When he woke up he was cold, but he was alive. He looked at his watch. It was 7 in the morning. He stood up, stretched, took a piss. He wished he had a book to read, something to pass the time. He was still tired, but not tired enough to sleep anymore. He walked around in the woods, sometimes jogging a little, until he was warm. He wasn’t hungry, but he was very thirsty.

He wondered if Miguel would come. He wondered why he had told him 9 o’clock, rather than earlier or later. It had just come out of his mouth like that. Several minutes before 9, he headed back to the spot where Miguel had fallen.
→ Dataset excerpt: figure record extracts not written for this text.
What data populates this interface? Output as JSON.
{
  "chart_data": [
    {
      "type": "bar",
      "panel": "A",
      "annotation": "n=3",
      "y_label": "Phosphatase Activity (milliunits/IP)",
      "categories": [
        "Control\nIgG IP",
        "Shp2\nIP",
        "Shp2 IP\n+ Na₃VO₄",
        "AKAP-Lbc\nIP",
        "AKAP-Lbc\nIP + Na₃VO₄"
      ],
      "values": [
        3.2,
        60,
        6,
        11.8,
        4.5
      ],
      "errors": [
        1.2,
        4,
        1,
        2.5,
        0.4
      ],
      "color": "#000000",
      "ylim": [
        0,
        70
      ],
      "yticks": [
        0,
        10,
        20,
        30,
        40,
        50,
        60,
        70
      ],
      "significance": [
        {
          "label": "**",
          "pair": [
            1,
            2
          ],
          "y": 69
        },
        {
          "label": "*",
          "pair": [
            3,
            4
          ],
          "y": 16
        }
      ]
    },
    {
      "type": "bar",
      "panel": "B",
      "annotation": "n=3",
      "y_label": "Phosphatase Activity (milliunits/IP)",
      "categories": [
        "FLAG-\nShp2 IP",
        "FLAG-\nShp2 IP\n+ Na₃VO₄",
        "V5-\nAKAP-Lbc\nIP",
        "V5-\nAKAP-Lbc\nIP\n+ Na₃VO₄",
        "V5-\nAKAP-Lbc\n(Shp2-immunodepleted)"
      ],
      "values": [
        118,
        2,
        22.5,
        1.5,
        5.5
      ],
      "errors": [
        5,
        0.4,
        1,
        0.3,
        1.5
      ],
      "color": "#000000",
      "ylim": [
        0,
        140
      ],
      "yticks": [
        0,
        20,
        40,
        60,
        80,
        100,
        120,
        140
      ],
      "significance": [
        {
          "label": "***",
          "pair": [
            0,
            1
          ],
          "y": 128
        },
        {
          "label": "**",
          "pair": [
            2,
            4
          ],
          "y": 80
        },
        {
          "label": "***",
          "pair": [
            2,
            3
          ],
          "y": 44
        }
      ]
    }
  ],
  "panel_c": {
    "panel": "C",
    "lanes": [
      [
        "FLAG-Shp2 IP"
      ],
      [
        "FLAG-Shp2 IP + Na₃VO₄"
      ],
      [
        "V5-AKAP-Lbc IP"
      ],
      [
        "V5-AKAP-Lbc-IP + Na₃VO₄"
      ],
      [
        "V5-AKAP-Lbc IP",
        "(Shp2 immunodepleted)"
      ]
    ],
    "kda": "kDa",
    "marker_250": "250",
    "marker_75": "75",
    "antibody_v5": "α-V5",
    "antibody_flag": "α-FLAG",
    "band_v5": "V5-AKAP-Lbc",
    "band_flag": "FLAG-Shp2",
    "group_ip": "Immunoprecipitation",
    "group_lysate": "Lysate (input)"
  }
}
He wondered if Miguel would remember exactly where it had happened.

Then he heard his friend calling his name.

“Hey,” he yelled back. A moment later, Miguel came in sight.

They stood there in the grass among the trees and looked at each other, Miguel in his suit and tie, Luis in his bloody jeans and jacket.

“Jesus Christ, man,” Miguel said.

“You hear what happened?”

“Yeah. I didn’t know what the fuck you were talking about when I got your message, but it was on the news this morning. Three people, shit … Did you really do it?”

“Yeah.”

“What for, bro?”

“I don’t know.”

“You don’t know. You kill three people but you don’t know.”

“One guy clamped my car …”

“Yeah, it said so on the news.”

“And then I robbed the 7-Eleven. But I really don’t know.”

“I don’t even know what to say.”

“Thanks for coming here.”

“Fuck you. What am I supposed to do, just forget about you?”

“I didn’t know if you would.”

“That’s because you don’t know shit.” Miguel started to cry.

“I need clothes,” Luis said.

“I brought you some, like you asked. They’re in my car. Wait here and I’ll get them.” Miguel walked to the road, got a backpack from his car, headed back into the woods. Luis was now sitting on the ground. Miguel dropped the backpack in front of him.

“Thanks,” Luis said.

“You better head for Mexico. There’s no way you can beat this. They got you on video at the 7-Eleven, and they got a body laying next to your car. White people. You’re looking at death row for sure.”

Luis didn’t say anything.

“Get to Mexico. You can just disappear there, they’ll never find you. The narcos’ll cover your ass if you work for them. But go. You gotta go.”

“I know. I’m gonna go.”

“How?”

“I’ll steal a car.”

“You know how to hot-wire?”

“No.”

“You gonna kill somebody to get a car?”

“I don’t know. Maybe.”

Miguel was crying hard. He took out his car keys and threw them at Luis. “Asshole. Asshole. Take my fucking car.”

“Miguel …”

“Shut up. Take the fucking car. I’m still paying it off, so I guess insurance’ll cover it, maybe. I’ll wait a couple days before I report it stolen. At least you won’t get pulled over driving a hot car.”

“Thanks. You know the cops’ll probably figure it out that you helped me.”

“Fuck them. They got to prove it.” Miguel sat down on the ground beside Luis. “Asshole. What happened? I thought I was gonna be best man at your wedding for sure.”

“You would’ve been.”

“I know. And you would’ve been my best man. Oh my God. My God.”